3 Replies Latest reply on Feb 11, 2015 11:23 AM by jonathan_intel

    Intel DC S3500 SMART Attributes if TBW exceeded

    gschoenberger

      Hi Intel Team,

       

      I am currently dealing with an Intel DC S3500, 240GB to which ~213TB have been written on.

      According to the specification TBW is 140TB, so the SSD has tolerated much more data than specified.

      I have taken a look at the SMART attributes, to check whether smartd should have notice me:

      D# ATTRIBUTE_NAME          FLAGS    VALUE WORST THRESH FAIL RAW_VALUE
        9 Power_On_Hours          -O--CK                100    100     000        -                    3379
        170 Available_Reservd_Space PO--CK    100     100    010       -                   0
        233 Media_Wearout_Indicator -O--CK        001     001    000       -                   0
        241 Host_Writes_32MiB       -O--CK            100     100    000        -                   7010161   

       

      Unfortunately media wearout, which is at 1%, has no threshold and no pre-fail set (maybe it would be

      an improvement to the firmware to set a threshold).

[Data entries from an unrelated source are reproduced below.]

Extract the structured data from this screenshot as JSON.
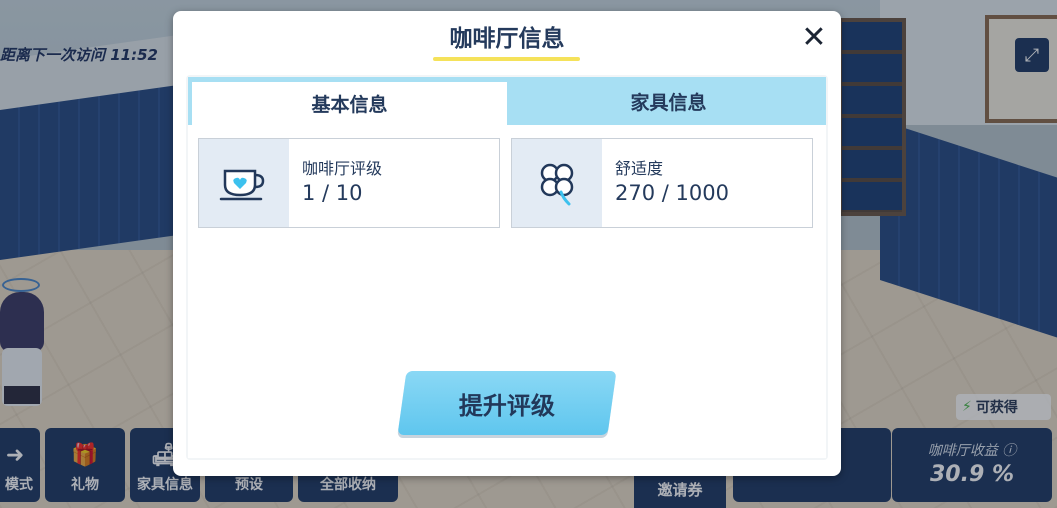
{
  "scene": {
    "visit_text": "距离下一次访问 11:52",
    "obtain_label": "可获得",
    "bottom_buttons": [
      {
        "label": "模式",
        "icon": "arrow-icon"
      },
      {
        "label": "礼物",
        "icon": "gift-icon"
      },
      {
        "label": "家具信息",
        "icon": "sofa-icon"
      },
      {
        "label": "预设",
        "icon": "preset-icon"
      },
      {
        "label": "全部收纳",
        "icon": "storage-icon"
      }
    ],
    "invite_label": "邀请券",
    "income_label": "咖啡厅收益 ⓘ",
    "income_value": "30.9 %"
  },
  "dialog": {
    "title": "咖啡厅信息",
    "close_glyph": "✕",
    "tabs": [
      {
        "label": "基本信息",
        "active": true
      },
      {
        "label": "家具信息",
        "active": false
      }
    ],
    "cards": [
      {
        "label": "咖啡厅评级",
        "value": "1 / 10",
        "icon": "coffee-cup-icon"
      },
      {
        "label": "舒适度",
        "value": "270 / 1000",
        "icon": "clover-icon"
      }
    ],
    "upgrade_label": "提升评级"
  },
  "colors": {
    "accent_blue": "#5fc6ee",
    "tab_bar": "#a7dff3",
    "title_underline": "#f5e25a",
    "text_dark": "#243a5c",
    "heart": "#3cc1ee"
  }
}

What puzzles me somehow

      is that available reserved space is still at 100%, I thought this would go down also if the SSD wears out?

      Just to note, the SSD is over provisioned to 100GB.

       

      My questions:

      * Is over provisioning the reason, that available reserved space did not decrease? My understanding was, that this

        SMART attribute goes down along with media wearout, if more and more data is written to the SSD.

      * Since now I used the SMART attributes to monitor the SSDs. Is there any other way to monitor SSDs and get notifications

        if the SSD's lifetime is getting shorter? (I know that there's the Intel toolbox, but I would need it mainly for Linux and under some

        circumstances along with RAID controllers.)


      Thanks a lot for your help,

      all the best Georg

        • 1. Re: Intel DC S3500 SMART Attributes if TBW exceeded
          jonathan_intel

          Hello Gschoenberger,

           

          The Endurance Rating (140 TBW) is calculated using Global testing standards, however, Intel® SSD's are expected to exceed those values in almost all cases.

           

          The Media Wearout indicator is a more realistic indicator of the wear of the chips. It declines linearly from 100 to 1 depending on the number of cycles the NAND media has undergone. If the normalized value reaches 1, it means that the average erase cycle count has reached the maximum rated cycles. Although, it is likely that significant additional wear can be put on the drive, as is in this case.

           

          The SMART counters for the previous attributes are based on writes and expected endurance, however, if the drive is healthy and free of errors, it should work well beyond those thresholds.

           

          The Available Reserved Space reports the number of reserved blocks remaining; this is related to over provisioning. This value will decrease if the reserved space is used. In this case, the SSD still shows 100 percent availability of the reserved space.

           

          There are some SMART attributes that are direct indicators of possible issues in the SSD components or functionality. These vary for each SSD series. For the Intel® SSD DC S3500, it would be advised to contact the Support Center if you notice a continuous increase in the following attributes: Re-allocated Sector Count, Program Fail Count, Erase Fail Count, Power Loss Protection Count, End-to-End Error Detection Count, Uncorrectable Error Count, CRC Error Count.

          • 2. Re: Intel DC S3500 SMART Attributes if TBW exceeded
            gschoenberger

            THX for the quick reply and the explanation of the SMART attributes!

            One question is still left:

            * Is there a way/program to monitor the SMART attributes and get notifications on errors/wear out?

             

            To give you an example, I have written a Nagios/Icinga plugin to monitor SMART attributes:

            * https://git.thomas-krenn.com/dev/?p=check_smart_attributes.git;a=summary

            * https://www.thomas-krenn.com/en/wiki/SMART_Attributes_Monitoring_Plugin

            The plugin uses it's own JSON database to interpret the SMART attributes and return WARNING/CRITICAL if

            some values of the attributes reach a certain threshold. I have used your SSD specifications to interpret the SMART

            attributes correctly.

            Obviously this is a custom solution for Nagios/Icinga, is there a standalone daemon/program to monitor Intel SSDs?

             

            All the best, Georg

            • 3. Re: Intel DC S3500 SMART Attributes if TBW exceeded
              jonathan_intel

              We have two software applications that can be used to monitor and manage the Intel® SSD DC S3500. These are available from the Intel® Download Center for the Intel® SSD DC S3500.

               

              - Intel® Solid-State Drive Data Center Tool: is a CLI application available for Windows* and Linux*. It is a drive management tool for Intel® Solid-State Drive Data Center Family of products, it works for both Intel SATA and Intel PCIe* drives.

               

              - Intel® Solid-State Drive Toolbox: is a Windows* application mainly used for mainstream consumer SSD's, and also with the Intel® SSD DC S3500 and S3700 Series.

               

              These tools are not designed to run or notify automatically when a threshold is reached or exceeded. You would have to monitor the SMART attributes of the Solid-State Drives manually, or use 3rd party software to add them into your system routines.

               

              The report will inform if any of the attributes is abnormal and requires attention. When this happens, you should contact the Intel Customer Support in order to determine if further actions are required.